Madame Anne DAMPFHOFFER, Conseiller, a fait un rapport oral à l’audience, avant les plaidoiries.
Ces magistrats ont rendu compte des plaidoiries dans le délibéré de la cour, composée de :
Monsieur Olivier BRUE, Président
Madame Anne DAMPFHOFFER, Conseiller
Mme Sylvie PEREZ, Conseillère
Greffier lors des débats : M. Rudy LESSI
Les parties ont été avisées que le prononcé de la décision aurait lieu par mise à disposition au greffe le 29 Juin 2021.
ARRÊT
Contradictoire,
Prononcé par mise à disposition au greffe le 29 Juin 2021.

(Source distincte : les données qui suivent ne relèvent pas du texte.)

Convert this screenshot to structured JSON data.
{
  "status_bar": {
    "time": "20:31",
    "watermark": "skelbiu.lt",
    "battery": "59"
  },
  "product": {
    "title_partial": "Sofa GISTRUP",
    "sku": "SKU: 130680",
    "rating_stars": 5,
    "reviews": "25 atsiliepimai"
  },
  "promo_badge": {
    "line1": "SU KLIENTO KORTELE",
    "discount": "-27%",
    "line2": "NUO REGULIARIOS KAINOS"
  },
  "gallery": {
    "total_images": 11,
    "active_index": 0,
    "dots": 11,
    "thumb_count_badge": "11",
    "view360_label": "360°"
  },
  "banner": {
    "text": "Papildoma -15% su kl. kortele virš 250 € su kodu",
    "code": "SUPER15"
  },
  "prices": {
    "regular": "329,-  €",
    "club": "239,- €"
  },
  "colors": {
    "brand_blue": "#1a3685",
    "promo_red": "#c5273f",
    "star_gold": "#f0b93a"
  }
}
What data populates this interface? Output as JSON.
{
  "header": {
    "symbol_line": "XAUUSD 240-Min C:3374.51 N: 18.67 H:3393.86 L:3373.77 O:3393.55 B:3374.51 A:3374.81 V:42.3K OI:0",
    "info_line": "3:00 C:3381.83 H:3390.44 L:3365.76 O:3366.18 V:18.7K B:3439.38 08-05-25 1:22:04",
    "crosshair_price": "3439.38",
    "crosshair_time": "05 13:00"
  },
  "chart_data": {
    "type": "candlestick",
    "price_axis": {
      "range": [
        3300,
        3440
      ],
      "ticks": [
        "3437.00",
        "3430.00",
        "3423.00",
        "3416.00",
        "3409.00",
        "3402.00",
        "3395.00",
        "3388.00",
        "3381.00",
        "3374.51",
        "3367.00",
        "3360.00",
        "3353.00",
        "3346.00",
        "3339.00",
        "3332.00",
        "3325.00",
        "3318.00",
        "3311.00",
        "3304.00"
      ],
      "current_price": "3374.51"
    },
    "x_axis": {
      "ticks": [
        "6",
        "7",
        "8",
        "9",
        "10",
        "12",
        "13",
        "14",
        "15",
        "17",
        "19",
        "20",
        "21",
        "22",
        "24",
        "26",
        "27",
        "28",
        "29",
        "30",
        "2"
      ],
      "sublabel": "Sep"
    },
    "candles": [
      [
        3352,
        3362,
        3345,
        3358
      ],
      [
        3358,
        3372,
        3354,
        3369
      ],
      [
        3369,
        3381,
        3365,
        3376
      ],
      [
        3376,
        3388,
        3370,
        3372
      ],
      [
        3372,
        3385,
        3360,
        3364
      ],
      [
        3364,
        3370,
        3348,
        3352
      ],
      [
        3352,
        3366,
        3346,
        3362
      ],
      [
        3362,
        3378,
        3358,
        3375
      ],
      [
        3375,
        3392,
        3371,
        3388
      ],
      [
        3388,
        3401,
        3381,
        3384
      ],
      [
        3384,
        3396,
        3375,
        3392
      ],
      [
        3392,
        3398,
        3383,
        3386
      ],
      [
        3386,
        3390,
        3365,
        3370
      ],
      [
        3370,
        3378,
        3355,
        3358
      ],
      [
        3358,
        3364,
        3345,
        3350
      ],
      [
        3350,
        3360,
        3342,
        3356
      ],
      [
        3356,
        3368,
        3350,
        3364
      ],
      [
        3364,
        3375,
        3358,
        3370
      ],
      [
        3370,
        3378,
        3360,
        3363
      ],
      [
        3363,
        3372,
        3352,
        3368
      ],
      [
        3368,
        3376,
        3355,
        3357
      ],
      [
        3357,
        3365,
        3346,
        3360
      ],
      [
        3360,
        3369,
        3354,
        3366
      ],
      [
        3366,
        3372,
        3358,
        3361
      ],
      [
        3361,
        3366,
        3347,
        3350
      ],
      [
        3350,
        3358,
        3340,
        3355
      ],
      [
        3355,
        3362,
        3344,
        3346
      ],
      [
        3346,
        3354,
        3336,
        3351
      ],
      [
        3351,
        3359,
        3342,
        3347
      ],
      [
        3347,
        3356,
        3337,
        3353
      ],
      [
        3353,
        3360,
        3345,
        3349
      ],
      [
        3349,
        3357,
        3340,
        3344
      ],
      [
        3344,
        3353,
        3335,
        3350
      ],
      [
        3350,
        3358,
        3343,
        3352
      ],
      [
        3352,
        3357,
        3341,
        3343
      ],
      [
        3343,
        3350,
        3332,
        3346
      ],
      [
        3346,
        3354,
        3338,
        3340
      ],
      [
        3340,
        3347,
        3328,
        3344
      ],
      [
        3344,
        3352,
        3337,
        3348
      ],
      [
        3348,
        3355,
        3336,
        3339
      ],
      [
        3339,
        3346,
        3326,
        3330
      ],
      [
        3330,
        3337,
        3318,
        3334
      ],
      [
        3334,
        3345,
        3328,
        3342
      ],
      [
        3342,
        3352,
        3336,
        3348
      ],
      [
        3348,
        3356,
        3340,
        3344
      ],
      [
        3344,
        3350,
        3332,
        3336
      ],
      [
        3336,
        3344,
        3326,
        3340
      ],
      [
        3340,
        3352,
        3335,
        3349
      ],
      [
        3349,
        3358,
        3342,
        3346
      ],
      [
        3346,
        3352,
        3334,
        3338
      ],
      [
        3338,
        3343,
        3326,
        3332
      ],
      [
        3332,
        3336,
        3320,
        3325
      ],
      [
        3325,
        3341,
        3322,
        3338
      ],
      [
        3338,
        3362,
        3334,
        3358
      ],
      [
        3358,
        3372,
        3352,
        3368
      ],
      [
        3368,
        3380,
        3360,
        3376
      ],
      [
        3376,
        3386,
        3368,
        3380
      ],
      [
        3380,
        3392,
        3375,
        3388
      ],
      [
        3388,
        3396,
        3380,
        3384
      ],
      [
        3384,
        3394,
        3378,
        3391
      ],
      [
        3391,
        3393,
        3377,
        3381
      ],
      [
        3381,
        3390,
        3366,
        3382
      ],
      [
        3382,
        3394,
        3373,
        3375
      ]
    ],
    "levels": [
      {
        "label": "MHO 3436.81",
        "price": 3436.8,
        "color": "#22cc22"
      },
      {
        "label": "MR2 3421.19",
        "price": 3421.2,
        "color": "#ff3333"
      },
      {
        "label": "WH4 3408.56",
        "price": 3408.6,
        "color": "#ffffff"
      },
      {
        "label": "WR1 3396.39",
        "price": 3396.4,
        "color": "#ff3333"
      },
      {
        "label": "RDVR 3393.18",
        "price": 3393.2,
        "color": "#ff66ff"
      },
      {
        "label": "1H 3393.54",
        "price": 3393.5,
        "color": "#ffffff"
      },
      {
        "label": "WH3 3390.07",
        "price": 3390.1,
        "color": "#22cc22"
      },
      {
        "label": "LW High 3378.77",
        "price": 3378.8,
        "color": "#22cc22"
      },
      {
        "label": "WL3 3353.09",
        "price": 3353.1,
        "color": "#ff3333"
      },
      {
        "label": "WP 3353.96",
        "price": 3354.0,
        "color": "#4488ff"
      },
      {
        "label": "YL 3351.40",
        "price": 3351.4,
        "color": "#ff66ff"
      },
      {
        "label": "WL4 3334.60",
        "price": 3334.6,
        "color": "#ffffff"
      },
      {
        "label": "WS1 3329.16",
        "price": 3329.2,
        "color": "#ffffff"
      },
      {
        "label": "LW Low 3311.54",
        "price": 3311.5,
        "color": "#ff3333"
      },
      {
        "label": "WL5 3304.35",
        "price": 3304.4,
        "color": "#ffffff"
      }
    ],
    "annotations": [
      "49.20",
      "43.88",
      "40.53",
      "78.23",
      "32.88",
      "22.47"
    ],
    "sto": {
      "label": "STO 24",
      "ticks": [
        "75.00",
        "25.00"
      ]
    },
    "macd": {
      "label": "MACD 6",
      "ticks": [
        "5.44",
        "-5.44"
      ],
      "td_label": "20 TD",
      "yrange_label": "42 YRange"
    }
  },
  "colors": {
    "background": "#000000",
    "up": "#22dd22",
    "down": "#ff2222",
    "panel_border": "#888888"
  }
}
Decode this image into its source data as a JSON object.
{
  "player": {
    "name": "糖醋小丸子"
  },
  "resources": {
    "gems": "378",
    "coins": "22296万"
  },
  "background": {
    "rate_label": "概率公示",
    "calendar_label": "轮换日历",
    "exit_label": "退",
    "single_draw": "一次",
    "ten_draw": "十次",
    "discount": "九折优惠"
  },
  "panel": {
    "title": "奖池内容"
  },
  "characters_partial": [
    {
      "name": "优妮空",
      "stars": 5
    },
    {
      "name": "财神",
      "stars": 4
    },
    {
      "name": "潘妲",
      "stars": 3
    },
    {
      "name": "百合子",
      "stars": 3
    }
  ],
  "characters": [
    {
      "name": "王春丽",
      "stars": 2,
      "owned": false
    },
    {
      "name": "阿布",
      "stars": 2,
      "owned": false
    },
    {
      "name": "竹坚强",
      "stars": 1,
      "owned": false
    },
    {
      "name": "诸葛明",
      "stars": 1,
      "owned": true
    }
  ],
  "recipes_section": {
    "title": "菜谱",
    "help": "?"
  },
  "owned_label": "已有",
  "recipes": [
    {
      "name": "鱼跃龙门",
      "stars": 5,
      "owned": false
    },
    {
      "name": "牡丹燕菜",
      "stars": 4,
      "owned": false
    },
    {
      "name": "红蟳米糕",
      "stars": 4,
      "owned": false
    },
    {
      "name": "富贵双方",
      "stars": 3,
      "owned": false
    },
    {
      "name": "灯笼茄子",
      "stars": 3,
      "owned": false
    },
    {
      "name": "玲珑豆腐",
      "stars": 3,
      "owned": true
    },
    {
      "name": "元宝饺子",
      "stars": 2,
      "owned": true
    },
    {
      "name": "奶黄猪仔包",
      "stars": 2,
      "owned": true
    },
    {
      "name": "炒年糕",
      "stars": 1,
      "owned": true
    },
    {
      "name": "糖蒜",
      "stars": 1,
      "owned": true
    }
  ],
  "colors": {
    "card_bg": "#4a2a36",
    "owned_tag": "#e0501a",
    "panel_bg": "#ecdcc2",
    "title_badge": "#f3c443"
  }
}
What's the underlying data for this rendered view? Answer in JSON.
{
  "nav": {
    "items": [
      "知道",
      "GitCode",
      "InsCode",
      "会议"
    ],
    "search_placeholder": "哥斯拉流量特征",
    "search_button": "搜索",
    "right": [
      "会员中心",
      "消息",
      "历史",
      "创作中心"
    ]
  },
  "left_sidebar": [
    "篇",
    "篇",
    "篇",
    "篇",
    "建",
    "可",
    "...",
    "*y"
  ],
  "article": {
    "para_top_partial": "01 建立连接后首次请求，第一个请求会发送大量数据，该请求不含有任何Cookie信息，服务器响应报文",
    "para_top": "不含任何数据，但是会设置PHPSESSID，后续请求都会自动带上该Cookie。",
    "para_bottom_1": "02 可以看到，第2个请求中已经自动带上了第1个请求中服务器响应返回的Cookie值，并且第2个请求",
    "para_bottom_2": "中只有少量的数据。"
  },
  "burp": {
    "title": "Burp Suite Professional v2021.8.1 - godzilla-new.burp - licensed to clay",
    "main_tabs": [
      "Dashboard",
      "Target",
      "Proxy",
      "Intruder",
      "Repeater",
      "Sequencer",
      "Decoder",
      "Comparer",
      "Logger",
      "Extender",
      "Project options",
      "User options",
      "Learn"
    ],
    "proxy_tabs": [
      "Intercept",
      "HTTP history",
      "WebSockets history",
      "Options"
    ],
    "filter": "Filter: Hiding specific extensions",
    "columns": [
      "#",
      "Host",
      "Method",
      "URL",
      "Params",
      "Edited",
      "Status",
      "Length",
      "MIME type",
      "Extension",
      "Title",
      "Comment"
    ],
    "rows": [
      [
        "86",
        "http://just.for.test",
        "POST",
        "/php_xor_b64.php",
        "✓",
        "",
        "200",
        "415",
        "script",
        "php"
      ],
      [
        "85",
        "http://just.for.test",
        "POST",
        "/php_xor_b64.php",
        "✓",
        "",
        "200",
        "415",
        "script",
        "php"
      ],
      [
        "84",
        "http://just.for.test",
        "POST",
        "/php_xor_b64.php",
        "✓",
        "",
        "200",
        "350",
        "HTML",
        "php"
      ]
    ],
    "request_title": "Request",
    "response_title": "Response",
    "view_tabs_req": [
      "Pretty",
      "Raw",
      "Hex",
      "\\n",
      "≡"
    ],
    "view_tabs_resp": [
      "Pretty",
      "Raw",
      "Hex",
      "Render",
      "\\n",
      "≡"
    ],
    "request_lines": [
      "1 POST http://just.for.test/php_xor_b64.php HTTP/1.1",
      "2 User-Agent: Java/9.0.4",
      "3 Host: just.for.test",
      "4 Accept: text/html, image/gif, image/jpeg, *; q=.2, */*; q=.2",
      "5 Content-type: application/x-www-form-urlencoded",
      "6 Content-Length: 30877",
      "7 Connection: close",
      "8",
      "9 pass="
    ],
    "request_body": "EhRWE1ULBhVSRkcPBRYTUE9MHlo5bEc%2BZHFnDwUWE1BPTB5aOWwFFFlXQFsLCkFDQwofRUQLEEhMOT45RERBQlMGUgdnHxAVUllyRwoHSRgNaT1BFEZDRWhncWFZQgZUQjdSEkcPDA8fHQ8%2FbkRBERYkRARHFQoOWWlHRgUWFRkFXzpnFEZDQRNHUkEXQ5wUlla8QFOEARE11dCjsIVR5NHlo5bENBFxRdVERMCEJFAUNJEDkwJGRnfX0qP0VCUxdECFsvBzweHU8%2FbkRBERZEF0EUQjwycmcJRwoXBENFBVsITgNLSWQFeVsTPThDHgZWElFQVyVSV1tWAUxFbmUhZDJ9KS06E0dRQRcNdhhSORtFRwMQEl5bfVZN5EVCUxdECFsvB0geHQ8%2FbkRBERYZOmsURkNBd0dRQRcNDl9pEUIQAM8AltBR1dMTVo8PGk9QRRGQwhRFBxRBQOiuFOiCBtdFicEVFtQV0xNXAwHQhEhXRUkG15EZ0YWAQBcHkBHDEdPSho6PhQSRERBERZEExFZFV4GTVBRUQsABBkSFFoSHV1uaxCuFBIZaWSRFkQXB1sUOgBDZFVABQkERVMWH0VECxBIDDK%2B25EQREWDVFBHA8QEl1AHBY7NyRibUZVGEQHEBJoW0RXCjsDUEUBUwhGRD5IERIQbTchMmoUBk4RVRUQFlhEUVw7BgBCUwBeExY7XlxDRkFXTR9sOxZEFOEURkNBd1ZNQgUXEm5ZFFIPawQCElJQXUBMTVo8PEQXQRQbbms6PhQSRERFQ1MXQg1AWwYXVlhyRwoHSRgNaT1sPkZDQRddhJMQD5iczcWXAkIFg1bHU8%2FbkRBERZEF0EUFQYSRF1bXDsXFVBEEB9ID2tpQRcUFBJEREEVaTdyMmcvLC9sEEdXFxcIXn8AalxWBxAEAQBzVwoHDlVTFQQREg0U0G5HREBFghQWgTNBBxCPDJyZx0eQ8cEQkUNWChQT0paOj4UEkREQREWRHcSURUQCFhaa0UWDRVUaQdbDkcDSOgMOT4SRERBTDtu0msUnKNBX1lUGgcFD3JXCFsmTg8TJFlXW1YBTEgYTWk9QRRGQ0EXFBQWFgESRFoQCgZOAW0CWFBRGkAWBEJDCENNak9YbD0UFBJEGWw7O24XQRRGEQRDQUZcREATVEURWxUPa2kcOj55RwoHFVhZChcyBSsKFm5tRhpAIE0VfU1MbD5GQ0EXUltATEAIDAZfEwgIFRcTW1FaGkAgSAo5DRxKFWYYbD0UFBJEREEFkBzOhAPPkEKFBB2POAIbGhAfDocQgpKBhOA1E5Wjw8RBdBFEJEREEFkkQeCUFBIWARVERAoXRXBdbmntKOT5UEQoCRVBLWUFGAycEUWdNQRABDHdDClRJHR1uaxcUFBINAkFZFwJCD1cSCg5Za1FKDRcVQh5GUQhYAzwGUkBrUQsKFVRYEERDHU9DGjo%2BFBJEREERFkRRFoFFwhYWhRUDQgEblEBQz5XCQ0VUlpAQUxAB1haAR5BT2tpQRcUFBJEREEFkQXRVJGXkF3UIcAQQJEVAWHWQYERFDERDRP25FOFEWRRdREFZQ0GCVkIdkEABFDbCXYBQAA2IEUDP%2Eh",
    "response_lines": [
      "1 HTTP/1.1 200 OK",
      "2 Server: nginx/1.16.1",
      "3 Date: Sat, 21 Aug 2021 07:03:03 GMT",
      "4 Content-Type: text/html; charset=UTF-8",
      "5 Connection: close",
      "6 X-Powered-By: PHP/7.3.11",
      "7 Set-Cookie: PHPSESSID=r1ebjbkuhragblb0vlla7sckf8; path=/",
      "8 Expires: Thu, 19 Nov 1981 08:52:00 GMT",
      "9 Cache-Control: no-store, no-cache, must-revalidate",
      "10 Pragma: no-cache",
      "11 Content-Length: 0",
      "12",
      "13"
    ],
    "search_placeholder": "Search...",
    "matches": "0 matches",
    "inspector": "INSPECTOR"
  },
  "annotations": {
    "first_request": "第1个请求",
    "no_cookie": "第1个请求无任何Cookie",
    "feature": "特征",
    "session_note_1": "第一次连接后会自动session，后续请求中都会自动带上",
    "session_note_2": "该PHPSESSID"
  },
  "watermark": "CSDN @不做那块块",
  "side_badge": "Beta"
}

Signé par Monsieur Olivier BRUE, Président et M. Rudy LESSI, greffier auquel la minute de la décision a été remise par le magistrat signataire.
EXPOSE :
Par jugement, contradictoire, du 12 septembre 2018, le tribunal de grande instance de Nice a statué ainsi qu’il suit :
— déboute M. X de ses demandes contre la société EDF et contre le syndicat départemental de l’énergie et du gaz,
— déboute la société Enédis de l’ensemble de ses demandes,
— condamne la société Enédis à payer à Monsieur X la somme de 15'000 € à titre de dommages et intérêts pour son préjudice de jouissance et celle de 1630 € pour l’achat d’un poêle ,
— rejette les demandes plus amples,
— ordonne l’exécution provisoire,
— condamne la société Enédis à payer à Monsieur X la somme de 2000 € par application de l’article 700 du code de procédure civile ainsi qu’à supporter les dépens.
Appel de cette décision a été interjeté le 5 novembre 2018 par la société Enédis.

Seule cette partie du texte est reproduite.